[英]How can I test concurrency using ThreadPoolExecutor?
I have written a program that I would like to use concurrency on and I have implemented it but I am having a hard time testing to see if it will actually spin up more threads than just one.我编写了一个程序,我想在其上使用并发并且我已经实现了它,但是我很难测试它是否真的会启动更多的线程而不是一个。 Does anyone have any suggestions?
有没有人有什么建议? I am just trying to see if this code will ever use 2,3,4,5 workers.
我只是想看看这段代码是否会使用 2、3、4、5 个工人。
def read_files():
t0 = time.process_time()
cols = ['fname', ' lname', ' age']
path = 'data'
files = glob.glob(os.path.join(path, "*.csv"))
# with open('data/url') as f:
# for line in f:
# files.append(line.rstrip('\n'))
bad_files = []
df_list = []
for file in files:
try:
temp = pd.read_csv(file)
if temp.columns.to_list() == cols:
df_list.append(temp)
else:
bad_files.append(file)
except ParserError as pe:
bad_files.append(file)
logging.error(f'Parsing Error on {file}. Error: {pe}')
except ValueError as ve:
logging.error(f'Value error on reading the csv: {temp}, error: {ve}')
bad_files.append(file)
except urllib.error.HTTPError as he:
bad_files.append(file)
logging.error(f'Http Error {he}, Code {he.code}')
except Exception as e:
bad_files.append(file)
logging.error(f'Error grabbing data from given {file} possible HTTP error.
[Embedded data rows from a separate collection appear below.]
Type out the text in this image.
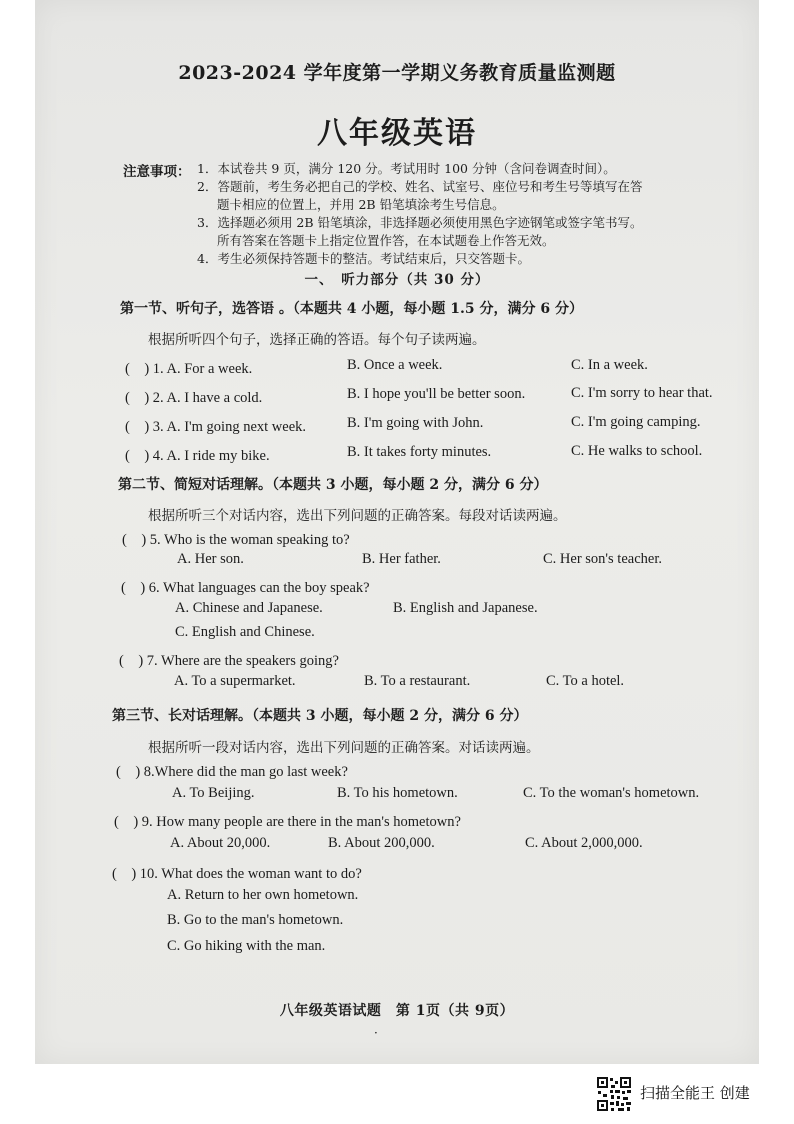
2023-2024 学年度第一学期义务教育质量监测题
八年级英语
注意事项： 1．本试卷共 9 页，满分 120 分。考试用时 100 分钟（含问卷调查时间）。
2．答题前，考生务必把自己的学校、姓名、试室号、座位号和考生号等填写在答
题卡相应的位置上，并用 2B 铅笔填涂考生号信息。
3．选择题必须用 2B 铅笔填涂，非选择题必须使用黑色字迹钢笔或签字笔书写。
所有答案在答题卡上指定位置作答，在本试题卷上作答无效。
4．考生必须保持答题卡的整洁。考试结束后，只交答题卡。
一、　听力部分（共 30 分）
第一节、听句子，选答语 。（本题共 4 小题，每小题 1.5 分，满分 6 分）
根据所听四个句子，选择正确的答语。每个句子读两遍。
(　) 1. A. For a week.	B. Once a week.	C. In a week.
(　) 2. A. I have a cold.	B. I hope you'll be better soon.	C. I'm sorry to hear that.
(　) 3. A. I'm going next week.	B. I'm going with John.	C. I'm going camping.
(　) 4. A. I ride my bike.	B. It takes forty minutes.	C. He walks to school.
第二节、简短对话理解。（本题共 3 小题，每小题 2 分，满分 6 分）
根据所听三个对话内容，选出下列问题的正确答案。每段对话读两遍。
(　) 5. Who is the woman speaking to?
A. Her son.	B. Her father.	C. Her son's teacher.
(　) 6. What languages can the boy speak?
A. Chinese and Japanese.	B. English and Japanese.
C. English and Chinese.
(　) 7. Where are the speakers going?
A. To a supermarket.	B. To a restaurant.	C. To a hotel.
第三节、长对话理解。（本题共 3 小题，每小题 2 分，满分 6 分）
根据所听一段对话内容，选出下列问题的正确答案。对话读两遍。
(　) 8.Where did the man go last week?
A. To Beijing.	B. To his hometown.	C. To the woman's hometown.
(　) 9. How many people are there in the man's hometown?
A. About 20,000.	B. About 200,000.	C. About 2,000,000.
(　) 10. What does the woman want to do?
A. Return to her own hometown.
B. Go to the man's hometown.
C. Go hiking with the man.
八年级英语试题　第 1页（共 9页）
·
扫描全能王 创建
Error: {e}')
print(f'Files that were not read {bad_files}')
df = pd.concat(df_list)
t1 = time.process_time()
print(f'It took {t1 - t0} seconds, to read and fill the dataframe.')
return df
def run_calculations(df):
if len(df.index) % 2 == 0:
print(f'Even number of entries, pandas median() method will add both middle numbers and find the average.')
average = round(df[' age'].mean())
median = df[' age'].median()
names_arr = df[df[' age'] == median].values[0]
fname = names_arr[0]
lname = names_arr[1]
print(f'The Average Age is {int(average)}, The Median Age is {int(median)}. {fname} {lname} is {int(median)}')
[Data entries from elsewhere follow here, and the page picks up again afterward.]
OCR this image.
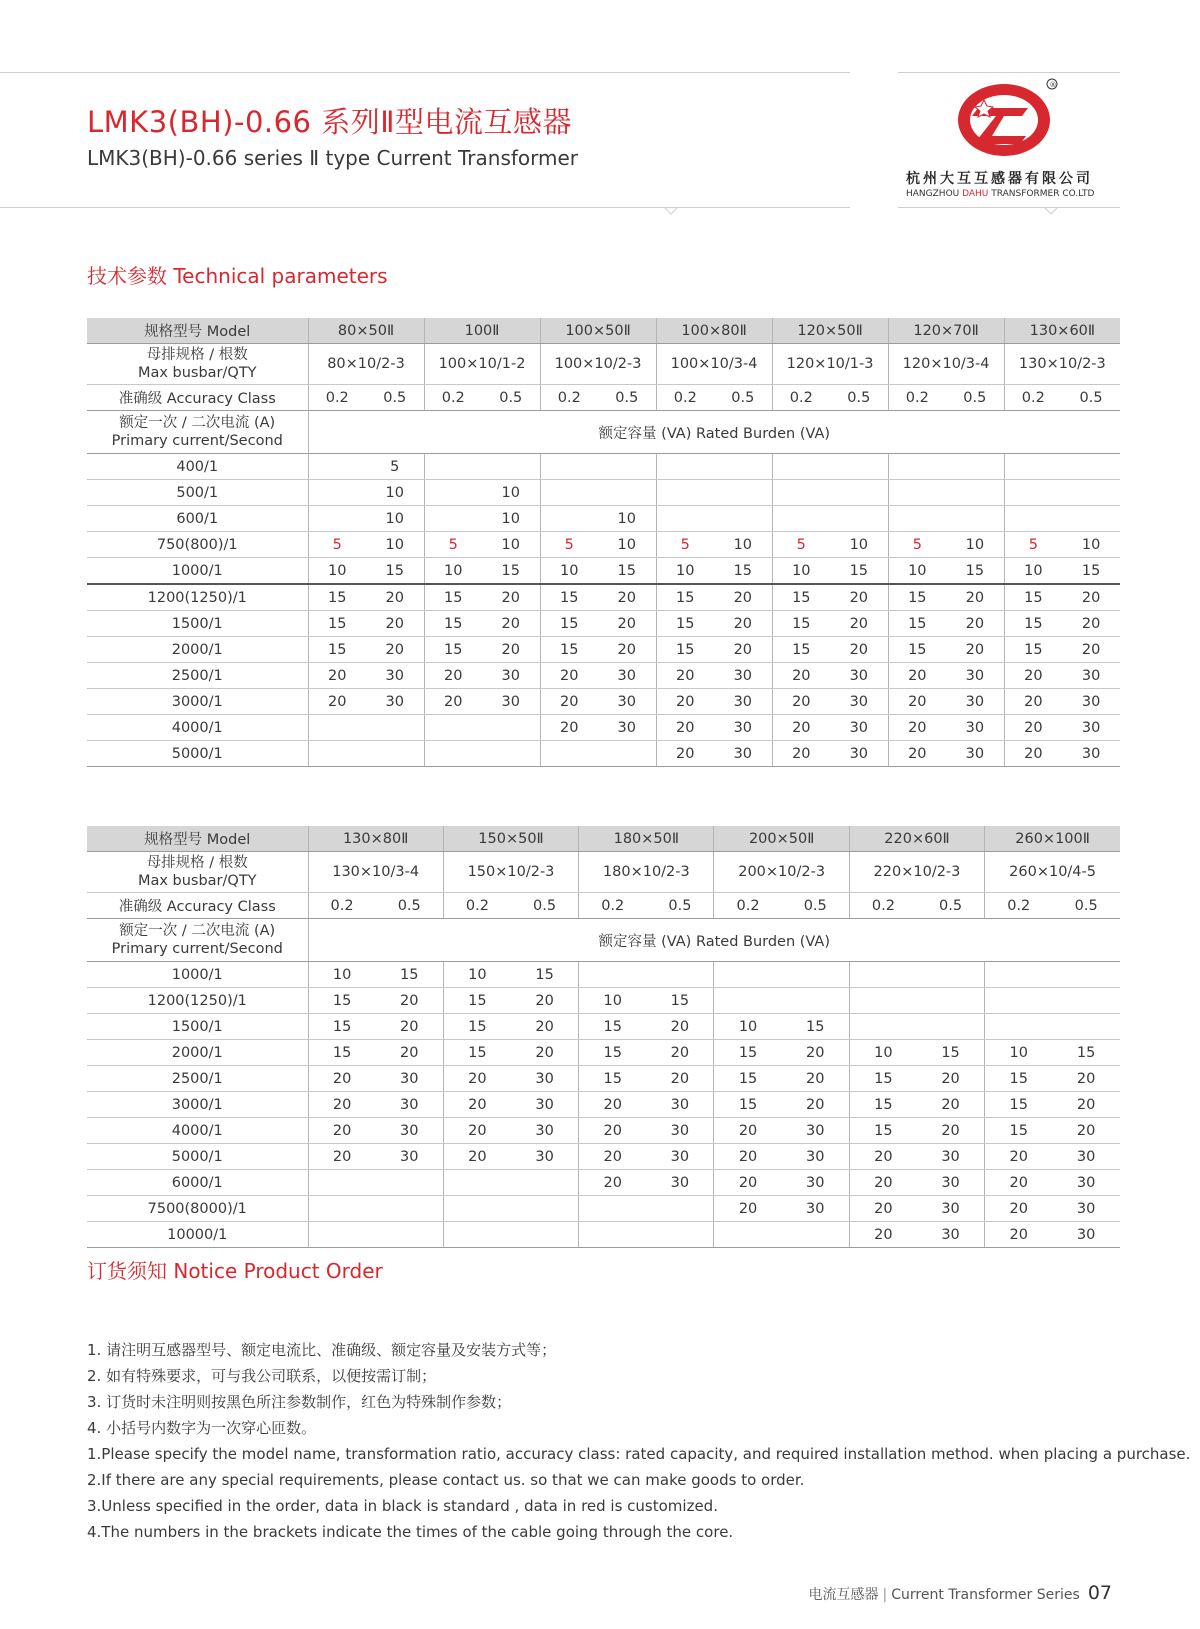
LMK3(BH)-0.66 系列Ⅱ型电流互感器
LMK3(BH)-0.66 series Ⅱ type Current Transformer
®
杭州大互互感器有限公司
HANGZHOU DAHU TRANSFORMER CO.LTD
技术参数 Technical parameters
规格型号 Model	80×50Ⅱ		100Ⅱ		100×50Ⅱ		100×80Ⅱ		120×50Ⅱ		120×70Ⅱ		130×60Ⅱ	

母排规格 / 根数
Max busbar/QTY	80×10/2-3		100×10/1-2		100×10/2-3		100×10/3-4		120×10/1-3		120×10/3-4		130×10/2-3	
准确级 Accuracy Class	0.2	0.5	0.2	0.5	0.2	0.5	0.2	0.5	0.2	0.5	0.2	0.5	0.2	0.5

额定一次 / 二次电流 (A)
Primary current/Second	额定容量 (VA) Rated Burden (VA)													
400/1		5												
500/1		10		10										
600/1		10		10		10								
750(800)/1	5	10	5	10	5	10	5	10	5	10	5	10	5	10
1000/1	10	15	10	15	10	15	10	15	10	15	10	15	10	15
1200(1250)/1	15	20	15	20	15	20	15	20	15	20	15	20	15	20
1500/1	15	20	15	20	15	20	15	20	15	20	15	20	15	20
2000/1	15	20	15	20	15	20	15	20	15	20	15	20	15	20
2500/1	20	30	20	30	20	30	20	30	20	30	20	30	20	30
3000/1	20	30	20	30	20	30	20	30	20	30	20	30	20	30
4000/1					20	30	20	30	20	30	20	30	20	30
5000/1							20	30	20	30	20	30	20	30
规格型号 Model	130×80Ⅱ		150×50Ⅱ		180×50Ⅱ		200×50Ⅱ		220×60Ⅱ		260×100Ⅱ	

母排规格 / 根数
Max busbar/QTY	130×10/3-4		150×10/2-3		180×10/2-3		200×10/2-3		220×10/2-3		260×10/4-5	
准确级 Accuracy Class	0.2	0.5	0.2	0.5	0.2	0.5	0.2	0.5	0.2	0.5	0.2	0.5

额定一次 / 二次电流 (A)
Primary current/Second	额定容量 (VA) Rated Burden (VA)											
1000/1	10	15	10	15								
1200(1250)/1	15	20	15	20	10	15						
1500/1	15	20	15	20	15	20	10	15				
2000/1	15	20	15	20	15	20	15	20	10	15	10	15
2500/1	20	30	20	30	15	20	15	20	15	20	15	20
3000/1	20	30	20	30	20	30	15	20	15	20	15	20
4000/1	20	30	20	30	20	30	20	30	15	20	15	20
5000/1	20	30	20	30	20	30	20	30	20	30	20	30
6000/1					20	30	20	30	20	30	20	30
7500(8000)/1							20	30	20	30	20	30
10000/1									20	30	20	30
订货须知 Notice Product Order
1. 请注明互感器型号、额定电流比、准确级、额定容量及安装方式等；
2. 如有特殊要求，可与我公司联系，以便按需订制；
3. 订货时未注明则按黑色所注参数制作，红色为特殊制作参数；
4. 小括号内数字为一次穿心匝数。
1.Please specify the model name, transformation ratio, accuracy class: rated capacity, and required installation method. when placing a purchase.
2.If there are any special requirements, please contact us. so that we can make goods to order.
3.Unless specified in the order, data in black is standard , data in red is customized.
4.The numbers in the brackets indicate the times of the cable going through the core.
电流互感器 | Current Transformer Series 07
if __name__ == '__main__':
with concurrent.futures.ThreadPoolExecutor(max_workers=5) as executor:
executor.submit(run_calculations(read_files()))
print(f'I have used {len(executor._threads)} thread(s) for processing')
the short answer is: no, your code will not use more than one workers.简短的回答是:不,您的代码不会使用多个工人。 The reason is you passed a wrong-typed argument to
executor.submit
, which accepts a callable while you are passing basically None
.原因是你传递了一个错误类型的参数给
executor.submit
,它接受一个可调用的,而你传递的参数基本上是None
。
A quick fix would be to replace executor.submit(run_calculations(read_files()))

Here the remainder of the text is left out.